Daniela Akerblom (born 1969) is a Canadian actress who has appeared on television, in films, and on stage. She was born in Montreal, Quebec, and studied at Concordia University. She also works as a collage artist. She speaks three languages fluently.

==Early life==
Akerblom attended Trafalgar School for Girls, graduating in 1986. Of her time at the school, she stated that she learned how to put faith in herself and her abilities. She was listed as attending the CEGEP at Vanier in 1986.

==Acting career==
After attending Concordia University from 1988 - 1990, Akerblom traveled to Paris. In 1991, Trafalgar reported that she was working in French film and television.

She spent several years there before returning to Montreal after being chosen by the students of Trafalgar to speak on 17 November 1994. At the time, she worked for Agence Artistique Pleiades both on screen and as a voice actress.

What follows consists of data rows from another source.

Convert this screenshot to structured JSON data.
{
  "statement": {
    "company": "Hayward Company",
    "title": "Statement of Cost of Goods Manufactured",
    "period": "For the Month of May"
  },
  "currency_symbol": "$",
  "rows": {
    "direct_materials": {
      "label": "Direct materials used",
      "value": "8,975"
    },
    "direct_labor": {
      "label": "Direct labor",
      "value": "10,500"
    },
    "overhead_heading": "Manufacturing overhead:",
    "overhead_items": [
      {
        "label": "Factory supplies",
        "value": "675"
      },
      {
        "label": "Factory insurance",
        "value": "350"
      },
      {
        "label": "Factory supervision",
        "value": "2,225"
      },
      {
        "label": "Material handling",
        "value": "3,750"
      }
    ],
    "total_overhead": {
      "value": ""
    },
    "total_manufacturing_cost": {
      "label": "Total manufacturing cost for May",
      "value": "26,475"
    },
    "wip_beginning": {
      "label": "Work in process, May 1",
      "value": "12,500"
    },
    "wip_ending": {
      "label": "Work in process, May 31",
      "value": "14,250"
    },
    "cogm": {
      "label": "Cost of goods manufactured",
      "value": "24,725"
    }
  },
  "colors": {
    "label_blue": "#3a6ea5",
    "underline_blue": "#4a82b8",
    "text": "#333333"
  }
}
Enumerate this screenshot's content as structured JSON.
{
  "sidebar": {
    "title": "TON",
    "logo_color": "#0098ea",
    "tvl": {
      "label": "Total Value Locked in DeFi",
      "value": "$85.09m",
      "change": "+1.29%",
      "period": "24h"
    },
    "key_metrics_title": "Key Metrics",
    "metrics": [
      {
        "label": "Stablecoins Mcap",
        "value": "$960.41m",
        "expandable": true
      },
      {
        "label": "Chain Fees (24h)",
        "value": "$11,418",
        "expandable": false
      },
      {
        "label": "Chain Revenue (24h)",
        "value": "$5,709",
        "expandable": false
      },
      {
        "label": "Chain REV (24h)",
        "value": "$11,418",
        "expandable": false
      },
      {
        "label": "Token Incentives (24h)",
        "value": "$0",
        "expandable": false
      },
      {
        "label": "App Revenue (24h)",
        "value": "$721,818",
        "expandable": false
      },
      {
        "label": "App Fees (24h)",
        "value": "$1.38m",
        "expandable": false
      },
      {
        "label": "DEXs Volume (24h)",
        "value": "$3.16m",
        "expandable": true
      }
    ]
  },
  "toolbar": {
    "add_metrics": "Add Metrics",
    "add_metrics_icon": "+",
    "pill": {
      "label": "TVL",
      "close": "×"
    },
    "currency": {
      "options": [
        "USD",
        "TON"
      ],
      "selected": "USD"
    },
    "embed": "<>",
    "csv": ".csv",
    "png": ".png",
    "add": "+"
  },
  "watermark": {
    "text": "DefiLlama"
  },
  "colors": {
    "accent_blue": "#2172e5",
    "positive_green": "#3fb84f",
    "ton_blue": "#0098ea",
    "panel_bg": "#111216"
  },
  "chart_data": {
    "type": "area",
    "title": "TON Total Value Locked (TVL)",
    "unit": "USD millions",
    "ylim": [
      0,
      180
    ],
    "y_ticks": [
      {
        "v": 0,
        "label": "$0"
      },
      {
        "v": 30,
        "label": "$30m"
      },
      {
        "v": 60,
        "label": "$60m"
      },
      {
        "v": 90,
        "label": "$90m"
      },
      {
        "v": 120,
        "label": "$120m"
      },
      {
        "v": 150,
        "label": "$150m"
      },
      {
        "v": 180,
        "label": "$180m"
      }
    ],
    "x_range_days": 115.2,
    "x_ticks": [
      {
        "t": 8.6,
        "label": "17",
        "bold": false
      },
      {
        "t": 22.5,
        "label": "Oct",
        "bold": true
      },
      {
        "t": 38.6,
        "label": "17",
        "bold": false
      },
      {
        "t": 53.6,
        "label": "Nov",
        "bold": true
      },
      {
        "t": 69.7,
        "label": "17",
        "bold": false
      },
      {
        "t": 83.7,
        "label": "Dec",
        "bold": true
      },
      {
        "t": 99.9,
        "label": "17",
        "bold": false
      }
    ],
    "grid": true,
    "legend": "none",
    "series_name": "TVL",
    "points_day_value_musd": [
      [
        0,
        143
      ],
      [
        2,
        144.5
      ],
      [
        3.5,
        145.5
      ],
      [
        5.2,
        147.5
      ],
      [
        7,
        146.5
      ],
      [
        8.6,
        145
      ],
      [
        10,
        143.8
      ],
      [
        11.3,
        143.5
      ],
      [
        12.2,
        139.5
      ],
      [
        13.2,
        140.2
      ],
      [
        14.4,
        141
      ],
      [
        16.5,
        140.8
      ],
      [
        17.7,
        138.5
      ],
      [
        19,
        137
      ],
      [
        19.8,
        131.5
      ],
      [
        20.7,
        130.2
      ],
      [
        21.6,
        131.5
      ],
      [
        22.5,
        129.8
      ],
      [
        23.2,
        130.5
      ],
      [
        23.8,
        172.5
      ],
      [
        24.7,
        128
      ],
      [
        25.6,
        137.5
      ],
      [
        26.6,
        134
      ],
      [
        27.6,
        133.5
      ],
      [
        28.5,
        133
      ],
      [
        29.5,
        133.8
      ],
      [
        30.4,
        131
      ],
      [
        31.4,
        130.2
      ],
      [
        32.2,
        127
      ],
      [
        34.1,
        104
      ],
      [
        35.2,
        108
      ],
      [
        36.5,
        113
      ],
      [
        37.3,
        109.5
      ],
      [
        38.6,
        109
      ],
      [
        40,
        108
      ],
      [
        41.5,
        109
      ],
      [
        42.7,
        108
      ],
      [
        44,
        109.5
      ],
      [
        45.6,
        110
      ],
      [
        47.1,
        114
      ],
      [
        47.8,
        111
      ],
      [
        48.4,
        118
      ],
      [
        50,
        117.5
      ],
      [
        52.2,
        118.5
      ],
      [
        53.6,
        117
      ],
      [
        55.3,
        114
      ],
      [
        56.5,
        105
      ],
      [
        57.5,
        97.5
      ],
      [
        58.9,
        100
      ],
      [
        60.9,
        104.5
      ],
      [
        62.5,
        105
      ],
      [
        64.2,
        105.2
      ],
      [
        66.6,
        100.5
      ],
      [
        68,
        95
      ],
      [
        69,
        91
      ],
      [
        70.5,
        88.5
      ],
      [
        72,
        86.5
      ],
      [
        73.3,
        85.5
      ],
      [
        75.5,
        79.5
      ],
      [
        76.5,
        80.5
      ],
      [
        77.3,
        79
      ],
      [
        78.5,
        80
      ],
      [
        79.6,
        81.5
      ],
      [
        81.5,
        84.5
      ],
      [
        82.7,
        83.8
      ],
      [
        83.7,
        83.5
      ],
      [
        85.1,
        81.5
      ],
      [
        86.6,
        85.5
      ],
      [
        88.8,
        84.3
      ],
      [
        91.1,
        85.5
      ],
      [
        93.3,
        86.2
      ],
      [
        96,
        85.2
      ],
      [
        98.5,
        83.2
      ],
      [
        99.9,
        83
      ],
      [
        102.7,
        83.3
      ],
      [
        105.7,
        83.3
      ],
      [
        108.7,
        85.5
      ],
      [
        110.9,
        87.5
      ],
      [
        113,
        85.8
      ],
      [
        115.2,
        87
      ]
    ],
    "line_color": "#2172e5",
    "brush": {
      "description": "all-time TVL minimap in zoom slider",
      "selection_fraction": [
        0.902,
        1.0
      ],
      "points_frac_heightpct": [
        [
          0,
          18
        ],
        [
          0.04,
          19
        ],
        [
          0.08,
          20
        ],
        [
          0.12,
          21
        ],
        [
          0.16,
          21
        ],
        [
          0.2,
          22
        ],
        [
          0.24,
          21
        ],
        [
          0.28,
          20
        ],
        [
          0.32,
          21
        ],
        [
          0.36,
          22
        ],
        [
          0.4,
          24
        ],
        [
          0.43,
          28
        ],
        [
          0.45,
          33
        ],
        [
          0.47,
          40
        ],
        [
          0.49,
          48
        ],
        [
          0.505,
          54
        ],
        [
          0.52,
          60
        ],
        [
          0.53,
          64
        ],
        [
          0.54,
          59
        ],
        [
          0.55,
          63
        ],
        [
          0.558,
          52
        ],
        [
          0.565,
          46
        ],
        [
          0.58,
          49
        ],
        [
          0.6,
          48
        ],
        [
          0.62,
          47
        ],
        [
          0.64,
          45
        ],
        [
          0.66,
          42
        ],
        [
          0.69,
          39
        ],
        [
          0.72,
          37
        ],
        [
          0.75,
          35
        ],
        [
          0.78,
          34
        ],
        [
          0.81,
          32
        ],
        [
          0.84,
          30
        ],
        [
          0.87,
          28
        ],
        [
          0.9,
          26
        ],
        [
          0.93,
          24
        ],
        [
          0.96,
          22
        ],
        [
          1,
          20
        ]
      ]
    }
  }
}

She has been a member of the Union des Artistes as a stage actor since at least 1987.

==Filmography==
- 1986: Sword of Gideon: Girl
- 1986: He Shoots, He Scores (Lance et compte) : Geneviève
- 1987: La Maison Deschênes [fr]: Élise Laurin
- 1989: Cruising Bar: Monique
- 1989: Le Destin du docteur Calvet : Sandy Leclerc
- 1991: Salut les musclés
- 1991: Sous le signe du poisson: Olsa
- 1992: Primary Motive: Announcer
- 1995: Vanished: Brigitte Saunders
- 1997: Snowboard Academy : Jessica
- 1997: An American Affair : Phyllis
- 1997: Omertà II - La loi du silence : Lyne Levert
- 1999: Kayla: Miss Washburn
- 1999: Babel : Receptionist
- 2000: Saint Jude : Drunk Girl in Club
- 22 February 2000: Les Prédateurs, episode: "Double": Danielle
- 2001: km/h : Femme allemande
- 2004: On the Verge of a Fever (Le Goût des jeunes filles): reporter
- 2010: Mirador : Femme de Ralf

==Stage performances==
June – August 1997: Flight of the Bumblebee at the Théâtre Saint-Saveur

==Non-performance artwork==
Akerblom has also created collages that have been featured in See Magazine (August 1996) as well as at the Reel Film Festival (November 2001). Several of her works were featured in a profile article in Kolaj (November 2017).

==Personal life==
In 2009, she was listed as the life partner of John L'Ecuyer in the Canadian Who's Who.